In the second ground of appeal, it is the submission of Mr. Motanya, learned advocate for the Appellant that there is no nexus between the evidence of the clinical officer and the medical report presented to court.  It is further argued that the medical evidence tendered did not connect the Appellant with the offence.  It is the argument of Miss. Kivali that there was sufficient evidence to sustain a conviction.  I have re-evaluated the evidence tendered by the prosecution to establish its case.  The handwritten and the typed proceedings indicates that PW3 stated that the complainant visited  Sigowet Dispensary with a history of sexual assault on 1st January 2010.  PW3 further went ahead and stated that the complainant was treated on 1st January 2010 and issued with a P3 form which was filled on 6th January 2010.  PW3 produced the P3 form as an exhibit in evidence.  In cross-examination PW3 said that the complainant went to hospital on 4th January 2010 where she was referred to Sigowet Dispensary for the filling of the P3 form.  PW3 further admits that she filled the P3 form on 6th January 2010 though she did not treat the complainant.  I have critically examined the P3 form issued by the OCS, Sondu Police Station.  The same indicates that the case was reported to Sondu Police on 6th January 2010.  The same also shows that the P3 form was duly signed on 6th February 2010.  In cross-examination, PW3 contradicted himself when she claimed she filled the P3 form on 6th January 2010.  It is clearly recorded in the P3 form twice that PW3 filled the P3 form on 6th February 2010.  With respect, I agree with the submissions of Mr.

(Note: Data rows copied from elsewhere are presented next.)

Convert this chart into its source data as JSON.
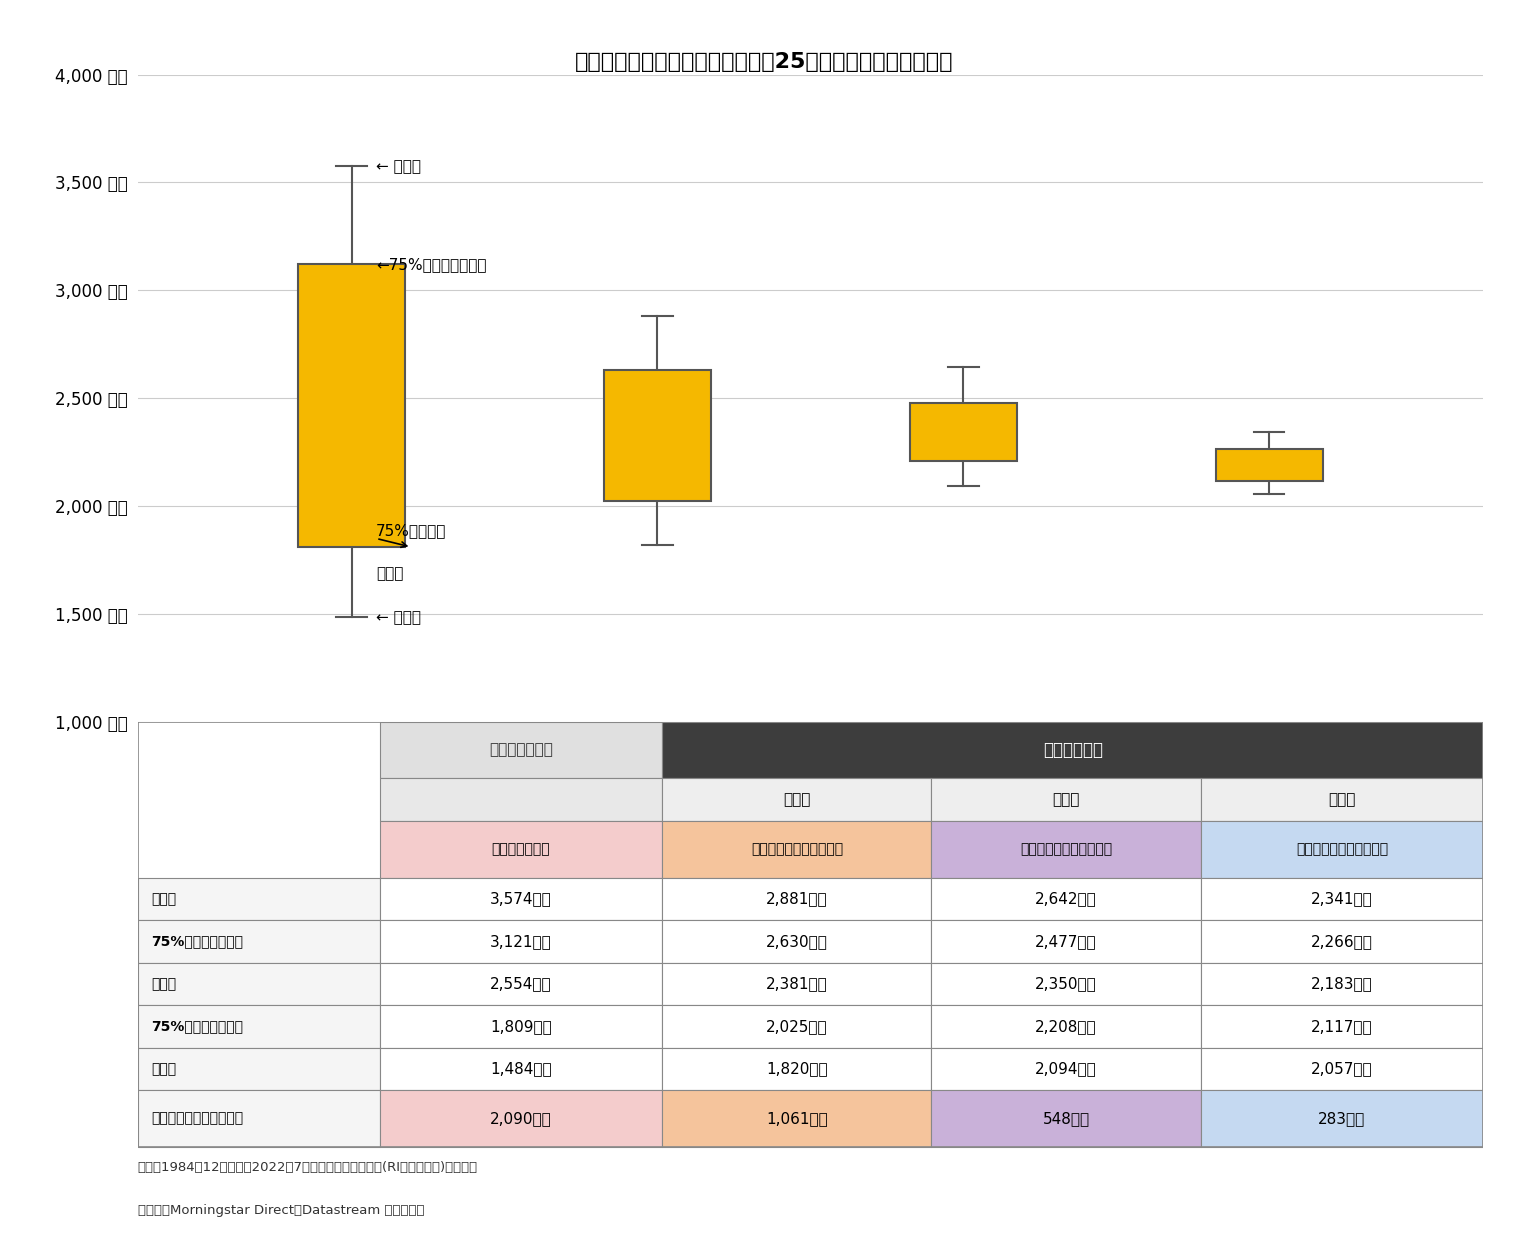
{
  "title": "【図表５】３万円の積立投資での25年後の時価残高の分布図",
  "box_data": [
    {
      "label": "運用継続をする",
      "x": 1,
      "max": 3574,
      "q75": 3121,
      "min": 1484,
      "q25": 1809
    },
    {
      "label": "半分を元本確保型にする",
      "x": 2,
      "max": 2881,
      "q75": 2630,
      "min": 1820,
      "q25": 2025
    },
    {
      "label": "全額をバランス型にする",
      "x": 3,
      "max": 2642,
      "q75": 2477,
      "min": 2094,
      "q25": 2208
    },
    {
      "label": "全額を元本確保型にする",
      "x": 4,
      "max": 2341,
      "q75": 2266,
      "min": 2057,
      "q25": 2117
    }
  ],
  "box_color": "#F5B800",
  "box_edge_color": "#555555",
  "whisker_color": "#555555",
  "ylim": [
    1000,
    4000
  ],
  "yticks": [
    1000,
    1500,
    2000,
    2500,
    3000,
    3500,
    4000
  ],
  "ylabel_suffix": "万円",
  "background_color": "#ffffff",
  "grid_color": "#cccccc",
  "annotation_labels": {
    "max": "← 最大値",
    "q75": "←75%範囲内の最大値",
    "q25_label1": "75%範囲内の",
    "q25_label2": "最小値",
    "min": "← 最小値"
  },
  "table_data": {
    "col_headers_top": [
      "移行しない場合",
      "移行する場合"
    ],
    "col_headers_sub": [
      "",
      "（ａ）",
      "（ｂ）",
      "（ｃ）"
    ],
    "col_headers_detail": [
      "運用継続をする",
      "半分を元本確保型にする",
      "全額をバランス型にする",
      "全額を元本確保型にする"
    ],
    "row_labels": [
      "最大値",
      "75%範囲内の最大値",
      "平均値",
      "75%範囲内の最小値",
      "最小値"
    ],
    "row_labels_bold": [
      true,
      false,
      false,
      false,
      false
    ],
    "data": [
      [
        "3,574万円",
        "2,881万円",
        "2,642万円",
        "2,341万円"
      ],
      [
        "3,121万円",
        "2,630万円",
        "2,477万円",
        "2,266万円"
      ],
      [
        "2,554万円",
        "2,381万円",
        "2,350万円",
        "2,183万円"
      ],
      [
        "1,809万円",
        "2,025万円",
        "2,208万円",
        "2,117万円"
      ],
      [
        "1,484万円",
        "1,820万円",
        "2,094万円",
        "2,057万円"
      ]
    ],
    "diff_label": "最大値と最小値との差額",
    "diff_data": [
      "2,090万円",
      "1,061万円",
      "548万円",
      "283万円"
    ],
    "col_colors": [
      "#F4CCCC",
      "#F5C49C",
      "#C9B1D9",
      "#C5D9F1"
    ],
    "diff_colors": [
      "#F4CCCC",
      "#F5C49C",
      "#C9B1D9",
      "#C5D9F1"
    ],
    "header_top_color": [
      "#E0E0E0",
      "#404040"
    ],
    "header_top_text_color": [
      "#333333",
      "#ffffff"
    ]
  },
  "footnotes": [
    "（注）1984年12月末から2022年7月末までの月次データ(RI・円ベース)を使用。",
    "（資料）Morningstar Direct、Datastream から作成。"
  ]
}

Motanya that the evidence of the clinical officer (PW3) who filled the P3 is so contradictory and that no court ought to believe her evidence.  It is a very important piece of evidence which should be consistent to sustain a conviction.  Some doubt has been entertained in my mind.  Is it that the evidence were manufactured or it was a genuine mistake.  If it was a genuine mistake, then why was that contradiction not clarified?  In the circumstances the law enjoins me to give the Appellant the benefit of doubt.

The final ground argued by Mr. Motanya is to the effect that the complainant’s evidence was never corroborated.  Again, Miss. Kivali did not address her mind to this issue.  It is the evidence of the complainant that the Appellant defiled her.  According to the evidence of PW1, there were three men plus the Appellant who had visited her home to partake some Chang’aa brewed by PW5.  It is her evidence that PW5 sent her out of the house to collect some utensils and when she stepped out of the house, she was grabbed by the Appellant who carried her shoulder high to a nearby bush where he defiled her.  It is also her evidence that the appellant put off the lantern lamp before he came out of the house.  By that time one out of the four men had gone away leaving two inside the house.  In re-examination the complainant stated that it is actually her mother who put out the lantern lamp to force her customers go away.  The complainant stated that she was taken for treatment on 2nd January 2010.  PW3 states that PW1 was taken for treatment on 1st January 2010.  But the treatment notes of Sondu Health Centre, shows that PW1 was actually taken for treatment on 4th January 2010.  The child’s mother (PW5) appears to state that she actually took the child to hospital for treatment the next day i.e. on 2nd January 2010.  It is clear from the evidence of PW3 that the medical evidence and that of her mother (PW5) did not corroborate the evidence of the complainant.  In fact the complainant substantially contradicted herself when giving her testimony.  With respect, I agree with the submissions of Mr. Motanya that there was no cogent evidence that corroborated the complainant’s evidence.  In view of the apparent contradictions in the evidence of PW1, there was need to corroborate her evidence.  That corroboration did not arise.

In the end I find the appeal to be well founded.  I allow it with the consequential order that the conviction is quashed and the sentence set aside.  The Appellant should be set free forthwith unless lawfully held.

Dated, signed and delivered in open court this 11th day of July 2014

J. K. SERGON

JUDGE

In the presence of:

Motanya for Appellant

Miss. Kivali for Director of Public Prosecutions.